A man News4 saw on the side of the road holding a sign asking strangers for a kidney in 2016 is now recovering from surgery.
Joshua Surovey went to extreme ways in 2016 to try to find someone who was a match to him and would donate a kidney.
“I guess if you want something bad enough you’re going to fight for it,” he said.
Today, Surovey has lost 206 pounds so he could be eligible for a transplant and what he wanted, needed, worked, prayed and hoped would happen for so long he finally got.
Renee Bruens saw a sign on Surovey’s car at the gym.
Fast friends, who met by chance, are now connected for life through the gift of life.
"I don't know if I'm crying because of the pain or because I'm happy," said Bruens as she reunited with Surovey after the surgery.
"I can't express how grateful I am," Surovey told Bruens through tears.
The two weren't sugar coating anything. Surgery was definitely scary. The day after surgery, they were in a lot of pain.
"I didn't anticipate that. I thought it would be a little bit less pain in the hospital and more pain at home," said Bruens.

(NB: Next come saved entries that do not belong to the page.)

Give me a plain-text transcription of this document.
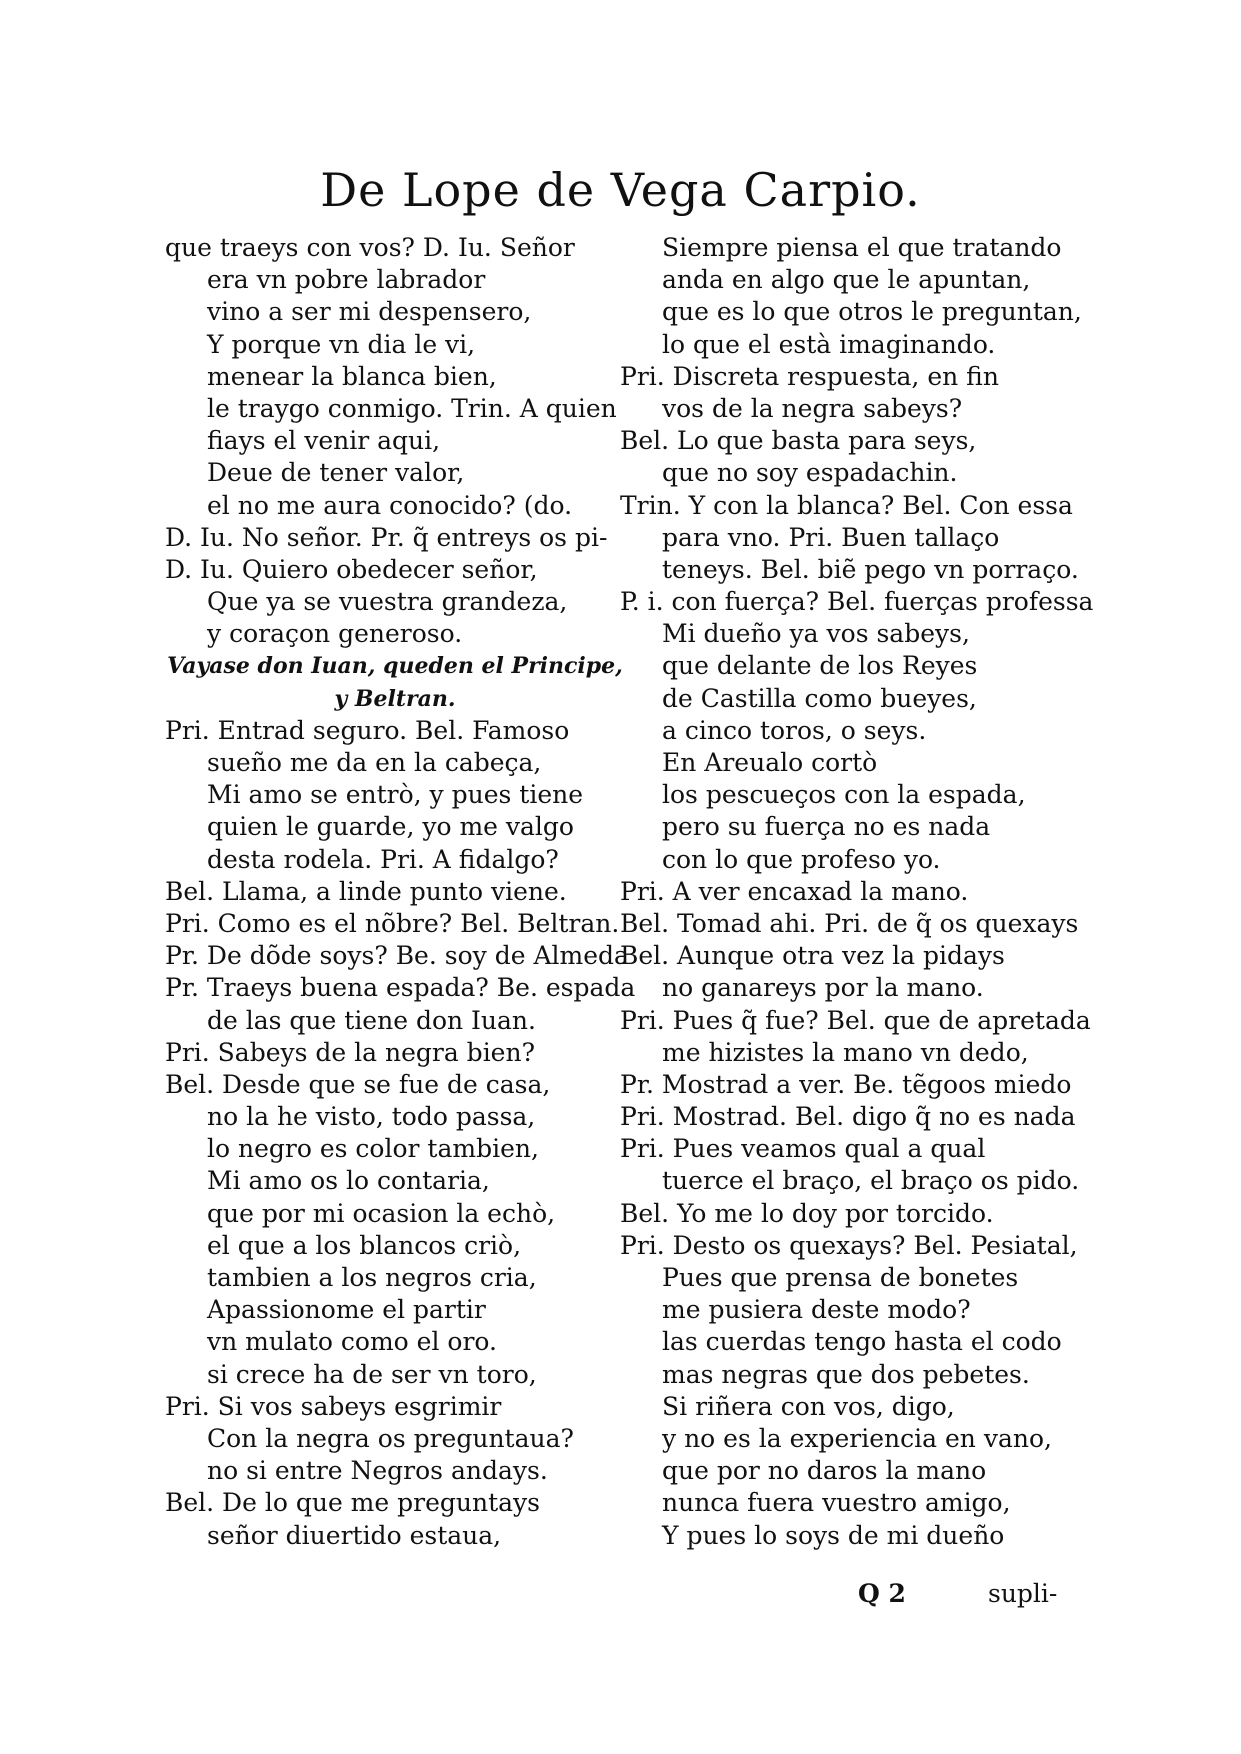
De Lope de Vega Carpio.
que traeys con vos? D. Iu. Señor
era vn pobre labrador
vino a ser mi despensero,
Y porque vn dia le vi,
menear la blanca bien,
le traygo conmigo. Trin. A quien
fiays el venir aqui,
Deue de tener valor,
el no me aura conocido? (do.
D. Iu. No señor. Pr. q̃ entreys os pi-
D. Iu. Quiero obedecer señor,
Que ya se vuestra grandeza,
y coraçon generoso.
Vayase don Iuan, queden el Principe,
y Beltran.
Pri. Entrad seguro. Bel. Famoso
sueño me da en la cabeça,
Mi amo se entrò, y pues tiene
quien le guarde, yo me valgo
desta rodela. Pri. A fidalgo?
Bel. Llama, a linde punto viene.
Pri. Como es el nõbre? Bel. Beltran.
Pr. De dõde soys? Be. soy de Almeda
Pr. Traeys buena espada? Be. espada
de las que tiene don Iuan.
Pri. Sabeys de la negra bien?
Bel. Desde que se fue de casa,
no la he visto, todo passa,
lo negro es color tambien,
Mi amo os lo contaria,
que por mi ocasion la echò,
el que a los blancos criò,
tambien a los negros cria,
Apassionome el partir
vn mulato como el oro.
si crece ha de ser vn toro,
Pri. Si vos sabeys esgrimir
Con la negra os preguntaua?
no si entre Negros andays.
Bel. De lo que me preguntays
señor diuertido estaua,
Siempre piensa el que tratando
anda en algo que le apuntan,
que es lo que otros le preguntan,
lo que el està imaginando.
Pri. Discreta respuesta, en fin
vos de la negra sabeys?
Bel. Lo que basta para seys,
que no soy espadachin.
Trin. Y con la blanca? Bel. Con essa
para vno. Pri. Buen tallaço
teneys. Bel. biẽ pego vn porraço.
P. i. con fuerça? Bel. fuerças professa
Mi dueño ya vos sabeys,
que delante de los Reyes
de Castilla como bueyes,
a cinco toros, o seys.
En Areualo cortò
los pescueços con la espada,
pero su fuerça no es nada
con lo que profeso yo.
Pri. A ver encaxad la mano.
Bel. Tomad ahi. Pri. de q̃ os quexays
Bel. Aunque otra vez la pidays
no ganareys por la mano.
Pri. Pues q̃ fue? Bel. que de apretada
me hizistes la mano vn dedo,
Pr. Mostrad a ver. Be. tẽgoos miedo
Pri. Mostrad. Bel. digo q̃ no es nada
Pri. Pues veamos qual a qual
tuerce el braço, el braço os pido.
Bel. Yo me lo doy por torcido.
Pri. Desto os quexays? Bel. Pesiatal,
Pues que prensa de bonetes
me pusiera deste modo?
las cuerdas tengo hasta el codo
mas negras que dos pebetes.
Si riñera con vos, digo,
y no es la experiencia en vano,
que por no daros la mano
nunca fuera vuestro amigo,
Y pues lo soys de mi dueño
Q 2	supli-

But for Surovey, she said, she'd do it again.
"I mean, she saved my life. I mean who does that, a complete stranger? She's a complete God send," said Surovey.
The two hope to be back home by Sunday. Bruens should be fully recovered in four to six weeks. Surovey's recovery will take about three months.
Vanderbilt has been performing transplant surgeries since 1962. So far there have been more than 5,000 kidney transplants at the hospital.